Elogio dell’esame di Stato.
Ho già scritto che l’esame di Stato fa bene (vedi sogliola giugno 2016), fa certamente bene all’ insegnante, soprattutto se è esterno o presidente, soprattutto se si allontana dalla costa e si addentra nella prima collina italiana.
Bastano 40 km per sentire la differenza, e pazienza se ti devi svegliare alle 5:30 e sulle strade avvallate e franate incontri enormi mostri agricoli gialli e verdi di cui vorresti capire la funzione e che comunque vorresti guidare una volta nella vita… almeno un giorno vedi il grano così giallo che sembra prendere fuoco e il giorno dopo trovi rotoli di paglia poggiati sul pendio come grossi giocattoli, sorprendi civettine ancora alzate, lasci attraversare famiglie di quaglie.
Fa bene perchè incontri ragazzi diversi, impari cos’è un Arduino e che con lui si può fare quasi tutto e si compra in ferramenta, vedi funzionare un radar poggiato sul tuo tavolo e un misuratore elettronico di temperatura che attravero due semplici trasmittenti “da bagnino” comunica col telefono e gli dice quanto caldo fa, vedi un braccio meccanico raccogliere piccoli oggetti e un’automobilina munita di sensori che sa come evitarli.
Così prendi contatto con il mondo dei tecnici, quelli di cui di solito leggi sulle pagine economiche, quelli che troveranno subito lavoro… ma non è tutto oro…
L’inglese è nella maggior parte dei casi un mistero, quindi le opportunità si restringono molto, tanto da diventare un cappio al collo.
Ci si interroga come sia possibile, dopo 8 anni di insegnamento dell’inglese, avere ragazzi che dichiarano di non saperne nulla, dove abbiamo sbagliato?
…E poi solo una piccola parte porta progetti tecnici all’esame, vengono scoraggiati, la maggior parte si presenta con quei percorsi anonimi, scaricati (male) dalla rete, che partono da autori ( Pirandello, D’Annunzio..) di cui non hanno letto nulla.
Come fa la scuola ad essere così impermeabile al cambiamento, tanto retriva da rimanere indietro perfino rispetto alla normativa (l’ordinanza parla esplicitamente di “esperienza di ricerca o di progetto, esperienza di alternanza..stage o tirocinio)?

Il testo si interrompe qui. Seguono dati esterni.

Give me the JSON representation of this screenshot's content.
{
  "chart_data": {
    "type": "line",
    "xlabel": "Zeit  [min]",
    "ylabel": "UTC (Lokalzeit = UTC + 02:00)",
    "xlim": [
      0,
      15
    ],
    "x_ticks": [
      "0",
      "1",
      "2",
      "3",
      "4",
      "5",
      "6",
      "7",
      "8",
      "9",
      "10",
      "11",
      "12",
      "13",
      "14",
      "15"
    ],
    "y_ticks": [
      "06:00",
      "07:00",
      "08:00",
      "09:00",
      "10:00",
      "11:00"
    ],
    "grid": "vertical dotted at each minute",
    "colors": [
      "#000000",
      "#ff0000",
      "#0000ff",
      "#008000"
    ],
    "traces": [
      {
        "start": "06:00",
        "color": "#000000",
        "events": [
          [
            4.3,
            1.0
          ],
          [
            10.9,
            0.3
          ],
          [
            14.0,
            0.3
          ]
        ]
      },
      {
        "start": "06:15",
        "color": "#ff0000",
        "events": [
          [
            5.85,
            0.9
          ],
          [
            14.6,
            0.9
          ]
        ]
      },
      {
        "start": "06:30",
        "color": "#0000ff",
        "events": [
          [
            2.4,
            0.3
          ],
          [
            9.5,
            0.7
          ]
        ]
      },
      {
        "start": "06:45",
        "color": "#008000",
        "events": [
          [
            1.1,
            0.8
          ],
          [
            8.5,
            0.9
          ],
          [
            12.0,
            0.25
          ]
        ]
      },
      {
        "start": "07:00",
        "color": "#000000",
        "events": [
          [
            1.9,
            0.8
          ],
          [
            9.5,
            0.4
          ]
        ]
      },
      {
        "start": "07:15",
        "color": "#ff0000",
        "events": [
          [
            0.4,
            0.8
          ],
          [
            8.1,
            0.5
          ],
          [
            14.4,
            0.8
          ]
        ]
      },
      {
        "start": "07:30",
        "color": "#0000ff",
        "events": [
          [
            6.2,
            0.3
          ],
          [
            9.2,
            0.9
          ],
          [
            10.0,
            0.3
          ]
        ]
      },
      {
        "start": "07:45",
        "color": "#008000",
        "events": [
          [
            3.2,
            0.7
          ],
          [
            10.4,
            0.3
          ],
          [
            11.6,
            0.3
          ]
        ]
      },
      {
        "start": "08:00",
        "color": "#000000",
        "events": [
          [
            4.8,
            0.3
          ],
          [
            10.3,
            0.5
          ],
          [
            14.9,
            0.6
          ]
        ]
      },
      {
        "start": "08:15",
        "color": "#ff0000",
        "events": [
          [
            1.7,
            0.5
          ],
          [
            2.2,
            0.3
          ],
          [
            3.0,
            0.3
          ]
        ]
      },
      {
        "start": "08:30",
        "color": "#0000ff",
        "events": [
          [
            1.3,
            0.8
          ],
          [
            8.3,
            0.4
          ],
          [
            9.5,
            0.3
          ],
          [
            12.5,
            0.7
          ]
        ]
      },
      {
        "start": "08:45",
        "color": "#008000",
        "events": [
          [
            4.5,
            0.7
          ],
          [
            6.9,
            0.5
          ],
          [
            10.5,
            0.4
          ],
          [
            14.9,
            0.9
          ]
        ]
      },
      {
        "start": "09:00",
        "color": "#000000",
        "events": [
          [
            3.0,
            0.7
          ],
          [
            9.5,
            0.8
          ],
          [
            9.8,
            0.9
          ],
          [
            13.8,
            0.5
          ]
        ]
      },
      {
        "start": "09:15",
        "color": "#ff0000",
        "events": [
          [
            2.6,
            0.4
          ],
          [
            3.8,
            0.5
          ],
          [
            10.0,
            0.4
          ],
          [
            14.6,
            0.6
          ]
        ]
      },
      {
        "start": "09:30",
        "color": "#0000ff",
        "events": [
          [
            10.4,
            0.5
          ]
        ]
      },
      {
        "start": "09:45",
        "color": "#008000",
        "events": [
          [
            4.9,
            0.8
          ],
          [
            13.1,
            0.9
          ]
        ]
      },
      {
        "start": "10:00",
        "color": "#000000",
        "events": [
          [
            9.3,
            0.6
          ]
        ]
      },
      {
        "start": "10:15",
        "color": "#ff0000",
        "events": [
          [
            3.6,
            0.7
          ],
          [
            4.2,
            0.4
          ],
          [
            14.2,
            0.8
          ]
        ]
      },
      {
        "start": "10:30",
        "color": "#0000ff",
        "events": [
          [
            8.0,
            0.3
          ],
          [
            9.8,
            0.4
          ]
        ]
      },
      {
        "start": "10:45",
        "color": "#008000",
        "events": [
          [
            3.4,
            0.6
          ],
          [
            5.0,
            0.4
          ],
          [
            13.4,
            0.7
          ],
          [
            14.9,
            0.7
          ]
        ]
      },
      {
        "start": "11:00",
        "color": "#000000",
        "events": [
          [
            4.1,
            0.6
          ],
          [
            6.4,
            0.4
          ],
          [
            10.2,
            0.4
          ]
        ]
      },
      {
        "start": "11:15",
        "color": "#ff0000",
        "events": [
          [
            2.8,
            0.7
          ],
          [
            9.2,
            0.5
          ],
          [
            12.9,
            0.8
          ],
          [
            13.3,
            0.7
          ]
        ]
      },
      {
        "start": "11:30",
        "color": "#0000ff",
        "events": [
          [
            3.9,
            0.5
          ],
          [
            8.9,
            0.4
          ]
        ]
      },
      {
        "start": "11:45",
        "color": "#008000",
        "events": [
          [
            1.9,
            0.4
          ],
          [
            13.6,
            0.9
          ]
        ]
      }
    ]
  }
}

Mi stupisco sempre della capacità di certi organismi di resistere al cambiamento, senza opporsi, senza discutere, solo assorbendo l’urto e riprendendo la forma precedente..la scuola italiana in questo è maestra.

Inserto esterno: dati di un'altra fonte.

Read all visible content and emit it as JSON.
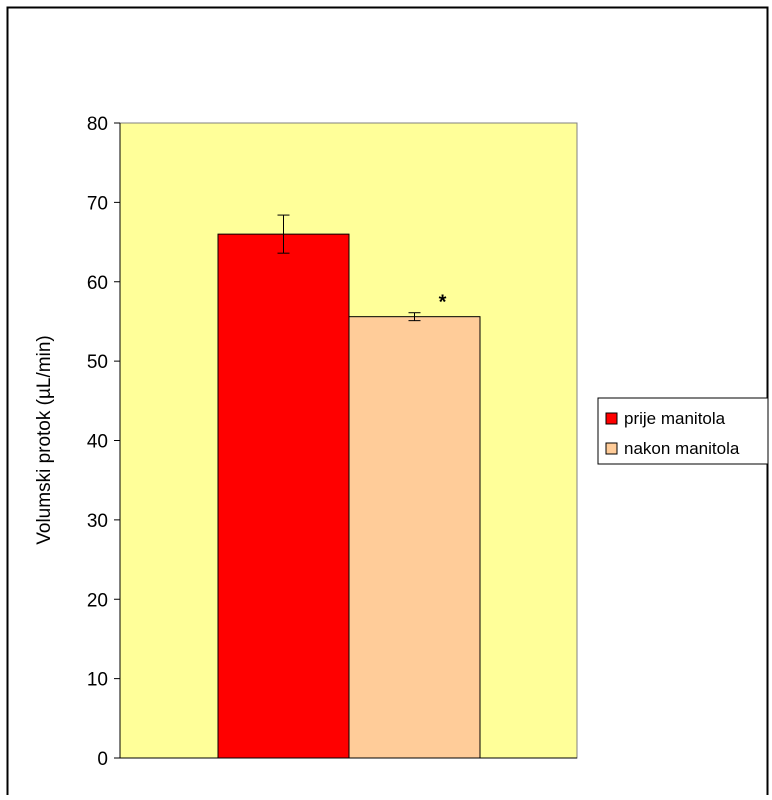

Quest’anno poi, alla mia domanda sui progetti futuri, ho sentito risposte che non sentivo da tantissimo tempo, che forse anzi non avevo sentito mai… moltissimi ragazzi rispondono portando le scelte e i progetti che i padri ( e a volte le madri) hanno per loro, e che non hanno mai un raggio d’azione che supera i 30/50 km.
In questa campagna resiste l’autorità paterna in queste forme dal film in bianco e nero e non mi fa tenerezza; penso ai miei che quando si scontrano con le paure dei genitori aggrottano le sopracciglia e si sentono frenati ingiustamente, mentre questi trovano normale fare esattamente quello che è stato pensato per loro.
L’Italia è un paese strano e a volte 40 km sembrano 50 anni.